6 giugno 2020
Aggiornato 23:00
Industria aeronautica

Boeing ritarda ancora il primo test di volo del nuovo 787

Ultimo di una serie di slittamenti per l'attessissimo velivolo

Everett (Washington) - Nuovo ritardo per il primo test di volo dell'attesissimo Boeing 787 Dreamliner. Dopo la scoperta di una debolezza nella struttura del velivolo la casa aeronautica statunitense ha annunciato un nuovo slittamento del 'battesimo dell'aria' del suo primo nuovo aereo passeggeri da oltre 10 anni, quando venne lanciato il 777.

Il primo test di volo del 787 - un aereo innovativo e costruito per consumare meno carburante rispetto agli attuali modelli, grazie a numerose parti in leggerissima fibra di carbonio - era stato inizialmente programmato per la fine del 2007, ma problemi produttivi e uno sciopero avevano dato luogo a una serie di ritardi.

Il problema che ha causato l'imbarazzante, nuovo slittamento dei programmi del colosso di Seattle, risiede nel lato della fusoliera dell'aereo dove gli ultimi test strutturali hanno riscontrato una debolezza che dovrà essere eliminata.
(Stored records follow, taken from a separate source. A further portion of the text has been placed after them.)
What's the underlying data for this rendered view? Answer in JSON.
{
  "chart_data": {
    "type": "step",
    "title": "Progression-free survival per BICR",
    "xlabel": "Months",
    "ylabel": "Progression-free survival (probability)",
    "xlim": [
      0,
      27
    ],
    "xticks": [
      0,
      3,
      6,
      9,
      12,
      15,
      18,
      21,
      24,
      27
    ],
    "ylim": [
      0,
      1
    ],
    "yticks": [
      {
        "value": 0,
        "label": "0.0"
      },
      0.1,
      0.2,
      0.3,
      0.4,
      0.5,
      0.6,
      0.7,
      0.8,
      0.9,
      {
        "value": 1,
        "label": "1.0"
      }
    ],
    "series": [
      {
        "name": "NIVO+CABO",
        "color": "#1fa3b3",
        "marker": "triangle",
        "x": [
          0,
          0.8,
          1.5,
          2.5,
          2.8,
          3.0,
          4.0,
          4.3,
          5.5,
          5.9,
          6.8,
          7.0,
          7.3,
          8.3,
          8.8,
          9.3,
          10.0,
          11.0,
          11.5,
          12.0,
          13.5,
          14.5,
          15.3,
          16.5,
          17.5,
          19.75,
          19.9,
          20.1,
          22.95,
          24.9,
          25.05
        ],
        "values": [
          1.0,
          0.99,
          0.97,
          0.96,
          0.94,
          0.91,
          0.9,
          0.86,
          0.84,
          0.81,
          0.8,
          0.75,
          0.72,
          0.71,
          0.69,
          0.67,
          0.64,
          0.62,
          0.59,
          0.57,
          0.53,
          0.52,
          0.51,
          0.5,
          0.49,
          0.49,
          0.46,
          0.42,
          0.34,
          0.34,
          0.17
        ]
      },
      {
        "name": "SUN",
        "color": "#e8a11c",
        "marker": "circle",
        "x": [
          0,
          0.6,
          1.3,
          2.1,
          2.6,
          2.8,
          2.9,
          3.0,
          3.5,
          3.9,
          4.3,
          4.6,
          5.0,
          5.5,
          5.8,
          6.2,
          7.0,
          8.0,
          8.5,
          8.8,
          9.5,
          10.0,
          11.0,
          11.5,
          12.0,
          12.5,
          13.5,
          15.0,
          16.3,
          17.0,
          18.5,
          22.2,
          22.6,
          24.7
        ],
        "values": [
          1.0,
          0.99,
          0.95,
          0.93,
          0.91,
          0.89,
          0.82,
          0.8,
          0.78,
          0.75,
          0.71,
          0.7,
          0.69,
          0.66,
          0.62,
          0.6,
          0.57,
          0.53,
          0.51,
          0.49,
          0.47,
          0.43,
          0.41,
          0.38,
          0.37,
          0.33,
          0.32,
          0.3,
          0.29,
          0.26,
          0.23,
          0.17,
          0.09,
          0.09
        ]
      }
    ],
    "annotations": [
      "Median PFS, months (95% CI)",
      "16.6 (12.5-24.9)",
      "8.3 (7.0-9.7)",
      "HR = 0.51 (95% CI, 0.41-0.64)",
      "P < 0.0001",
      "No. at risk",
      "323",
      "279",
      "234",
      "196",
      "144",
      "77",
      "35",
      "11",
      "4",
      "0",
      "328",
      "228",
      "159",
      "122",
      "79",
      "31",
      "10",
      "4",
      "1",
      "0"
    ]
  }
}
Solo dopo questo passo e le nuove necessarie verifiche - ha annunciato l'azienda - potranno essere annunciate le nuove scadenze per il volo di prova e le consegne dei primi velivoli.

Ma il nuovo rinvio potrebbe esporre la Boeing al rischio di pagare pesanti penali alle compagnie aeree che hanno già ordinato il 787 Dreamliner e che in molto casi sono state costrette a costose misure alternative per assicurare la mancata capacità di trasporto venuta improvvisamente a mancare nell'attesa della consegna degli aerei.

A essere messo in crisi, per ora, è anche un progetto costruttivo molto innovativo. Non solo dal punto di vista tecnico, con l'uso di moltissimi materiali hi-tech e la promessa di consumi di carburante bassissimi. Ma anche da quello costruttivo: un vero aereo 'globale' con le ali costruite in Giappone e altre importanti parti del velivolo costruite in Italia da Finmeccanica. Quest'ultima, a fronte dell'annuncio di Boeing del ritardo del primo volo del B787 Dreamliner, ha dichiarato che comunque non ci saranno ripercussioni sulla Guidance per gli anni 2009-2010 precedentemente comunicata al mercato finanziario.

La commercializzazione del Boeing 787 fino a ora è stata un successo con un totale di 860 ordini e la prospettiva di una seconda linea di assemblaggio per la quale la Boeing sta attivamente cercando una localizzazione.